The first fact we must come to grips with as we meet Jesus is that he comes to us as a Jewish man. The very first moment we meet Jesus in the New Testament in Matthew 1:1—“The book of the genealogy of Jesus the Messiah, the son of David, the son of Abraham”—we meet a Jesus who is placed squarely in the context of the history of deliverance the God of Israel had already begun to unfold among the children of Israel and toward the rest of the world.
The terms used to describe Jewish messianic expectation in his day, such as “Son of God,” “Son of Man,” or “Son of David,” each reinforced his Jewish identity as well. Devoid of his connection to the prophetic expectation anchored in the Hebrew Bible, any possibility of understanding Jesus simply evaporates. Jesus fulfilled the expectations Jewish people had for the Messiah of Israel.
There is another name by which we know this Jesus, the name that was linked by Matthew to the powerful prophet Isaiah: “Therefore the Lord Himself will give you a sign. Behold, the virgin shall conceive and bear a Son, and shall call His name Immanuel” (Isaiah 7:14). As Matthew noted, Immanuel means “God with us” (Matthew 1:23).
If we accept the proposition that the Gospel accounts are reliable and demonstrate that Jesus lived, taught, and died at the hand of the Romans during the era of late Second Temple Judaism, the question that could then follow is, “So what?” Among the millions of bloody deaths during Roman rule—not to mention the billions of deaths worldwide since—why was Yeshua’s death so different, and what personal meaning could this have for meus two thousand years after the event?

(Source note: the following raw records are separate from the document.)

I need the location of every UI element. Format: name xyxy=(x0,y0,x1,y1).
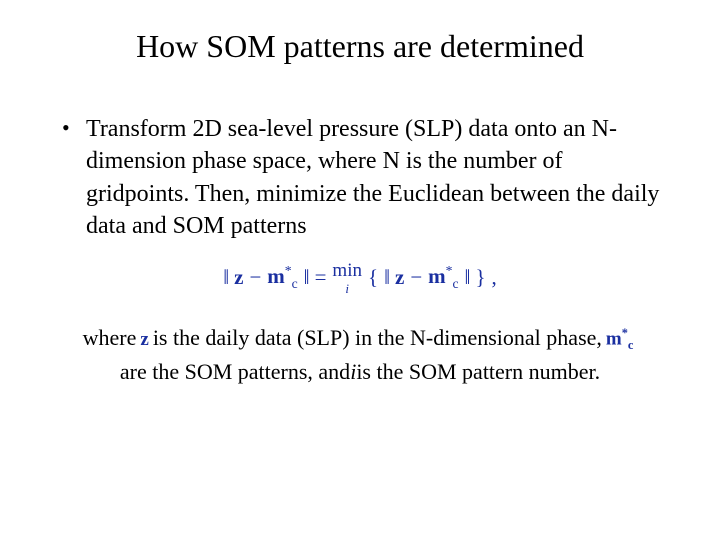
minus: − xyxy=(249,265,261,290)
symbol-z-2: z xyxy=(395,265,404,290)
bullet-marker: • xyxy=(60,113,86,143)
where-symbol-z: z xyxy=(136,326,152,355)
min-operator: min i xyxy=(332,261,362,295)
norm-close-2: ‖ xyxy=(465,265,470,290)
bullet-item: • Transform 2D sea-level pressure (SLP) … xyxy=(60,113,660,243)
comma: , xyxy=(492,265,497,290)
norm-open-2: ‖ xyxy=(384,265,389,290)
symbol-m-star-2: m*c xyxy=(428,263,458,292)
equals: = xyxy=(315,265,327,290)
symbol-m-star: m*c xyxy=(267,263,297,292)
equation-block: ‖ z − m*c ‖ = min i { ‖ z − m*c ‖ } , xyxy=(60,261,660,295)
where-text-2: is the daily data (SLP) in the N-dimensi… xyxy=(153,321,602,354)
where-symbol-m: m*c xyxy=(602,324,637,355)
where-text-3: are the SOM patterns, and xyxy=(120,355,350,388)
symbol-z: z xyxy=(234,265,243,290)
equation: ‖ z − m*c ‖ = min i { ‖ z − m*c ‖ } , xyxy=(223,261,497,295)
norm-close: ‖ xyxy=(304,265,309,290)
slide-title: How SOM patterns are determined xyxy=(60,28,660,65)
where-text-1: where xyxy=(83,321,137,354)
brace-close: } xyxy=(475,265,485,290)
norm-open: ‖ xyxy=(223,265,228,290)
where-clause: where z is the daily data (SLP) in the N… xyxy=(60,321,660,388)
minus-2: − xyxy=(410,265,422,290)
slide: How SOM patterns are determined • Transf… xyxy=(0,0,720,388)
brace-open: { xyxy=(368,265,378,290)
where-text-4: is the SOM pattern number. xyxy=(356,355,600,388)
bullet-text: Transform 2D sea-level pressure (SLP) da… xyxy=(86,113,660,243)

This is a critical question, and the waters are a bit muddied by a seeming inconsistency between the biblical record in the Hebrew Scriptures and traditional Jewish understanding regarding the coming of the Messiah. The Bible seems to teach that the Messiah would die for the sins of the Jewish people and the world, whereas Jewish tradition emphasizes the coming of the Messiah as a king and ruler, who would overthrow the enemies of Israel. So, before you answer the question raised about the meaning of his death, this fundamental question must be answered first: What does the Hebrew Bible say about the coming of the Messiah? Was he supposed to die an atoning death for the sins of all? Or, was he to singularly conquer the enemies of Israel and establish his rule in Jerusalem? Perhaps it is both? Why must we choose one or the other? This is why Messianic Jews and all Jesus-followers believe that the Messiah would come twice: once to die for our sins and another time to reign as our king.
Further articles on this site will unpack these topics more fully. We encourage you to take your time and consider these things, even if you have not thought about them before. And as always, ask God for yourself to reveal the truth.
If you want to know more about how to answer this question—“Who was Jesus?”—then there is no better place to turn than the first-century biographies about his life. We would encourage you to investigate and read for yourself!